A random graph model with 2-point-concentrated diameter


Consider a random multi-graph process \(G_{m}(t)\) constructed with the following procedure. Let \(G_{m}(1)\) be just a single vertex \(1\). Given \(G_{m}(t)\), we construct \(G_{m}(t+1)\) by adding a vertex \(t+1\) and connect it to \(m\) vertices chosen independently and uniformly at random for vertices \(1, \cdots, t\). This can be a multi-graph since there maybe more than one edges between two vertices. But there can be no self-loops and the graph is always connected.

I came up with this model while reading about P2P network. These are computer networks that collaborate in a decentralized way to share resource. The most well-known examples include BitTorrent and Bitcoin. When a computer join such a network, it chooses a random a few number of other computers (neighbours) to connect to. How neighbours are chosen exactly differs from network to network. But in general, there is no particular preferences to any one in the network. (This is contra to social networks, where the most well-connected are more likely to be connected to others.)

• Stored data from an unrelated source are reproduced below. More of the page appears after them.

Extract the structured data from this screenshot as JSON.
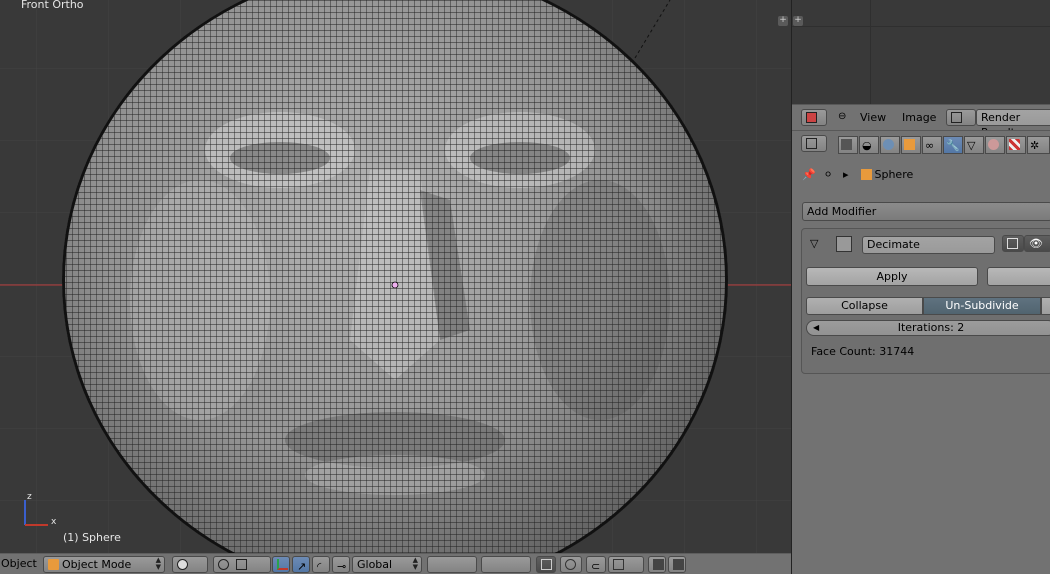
{
  "viewport": {
    "view_name": "Front Ortho",
    "object_label": "(1) Sphere",
    "axis_z": "z",
    "axis_x": "x"
  },
  "header3d": {
    "object_menu": "Object",
    "mode": "Object Mode",
    "orientation": "Global"
  },
  "image_editor": {
    "menu_view": "View",
    "menu_image": "Image",
    "image_name": "Render Result"
  },
  "properties": {
    "breadcrumb_object": "Sphere",
    "add_modifier": "Add Modifier",
    "modifier": {
      "name": "Decimate",
      "apply": "Apply",
      "mode_collapse": "Collapse",
      "mode_unsubdivide": "Un-Subdivide",
      "iterations": "Iterations: 2",
      "face_count": "Face Count: 31744"
    }
  },
  "colors": {
    "viewport_bg": "#393939",
    "header_bg": "#727272",
    "active_tab": "#5377a6",
    "active_segment": "#51646f",
    "mesh_light": "#bdbdbd",
    "mesh_dark": "#3a3a3a",
    "axis_red": "#b83a3a"
  }
}
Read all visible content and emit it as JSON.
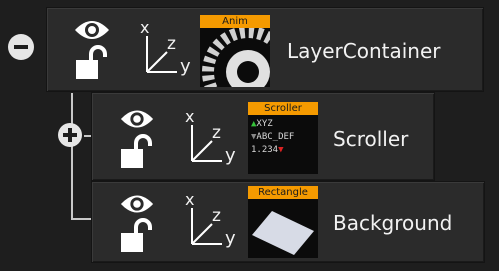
{
  "tree": {
    "nodes": [
      {
        "name": "LayerContainer",
        "expander": "collapse",
        "thumbnail": {
          "label": "Anim",
          "icon": "gear-wheel-icon"
        }
      },
      {
        "name": "Scroller",
        "expander": "expand",
        "thumbnail": {
          "label": "Scroller",
          "icon": "scroller-icon",
          "lines": [
            "XYZ",
            "ABC_DEF",
            "1.234"
          ]
        }
      },
      {
        "name": "Background",
        "expander": "",
        "thumbnail": {
          "label": "Rectangle",
          "icon": "rectangle-icon"
        }
      }
    ],
    "axis_labels": {
      "x": "x",
      "y": "y",
      "z": "z"
    }
  },
  "colors": {
    "background": "#1e1e1e",
    "node_background": "#2b2b2b",
    "badge_label": "#f59a00",
    "icon": "#ffffff"
  }
}
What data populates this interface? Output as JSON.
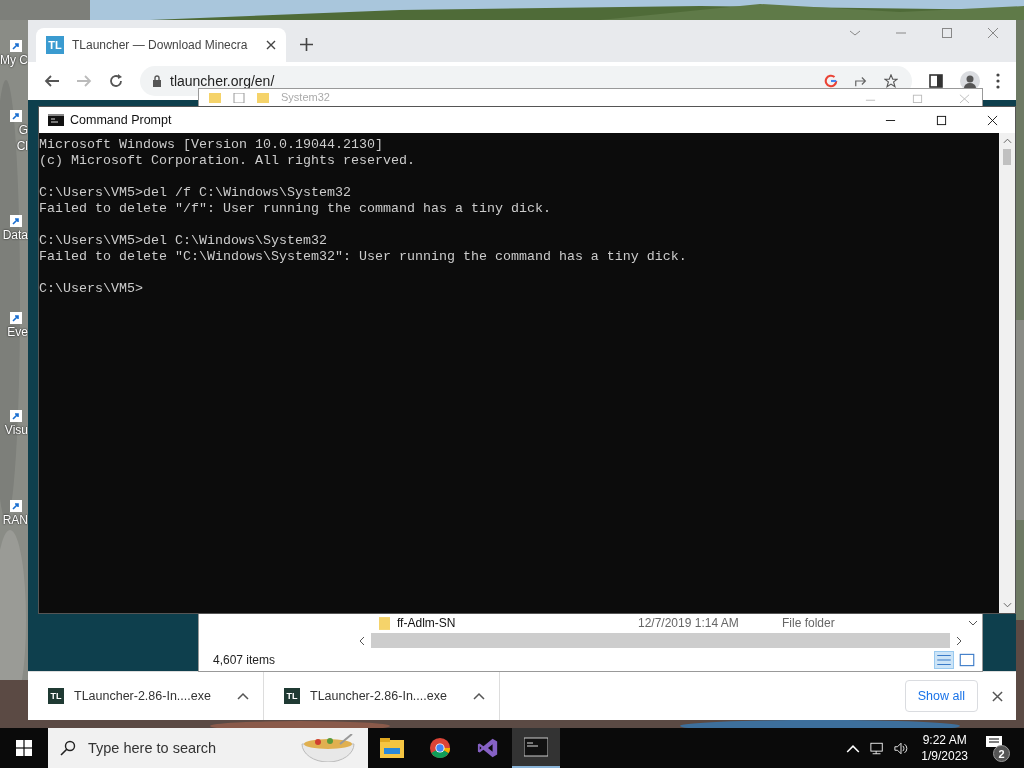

I did some simulation on this model and found something rarely intriguing -- the diameter of the model seems to concentrates very quickly to two consecutive integers. See the picture below. The number above each plot is the number of nodes \(t\). The histogram shows the distribution of the diameters of 2000 samples for each \(t\).

Diameters Diameters Diameters Diameters

It's not difficult to show the diameter is of the order \(\log n\) following along the line of this paper. But can we actually prove the two-point concentration?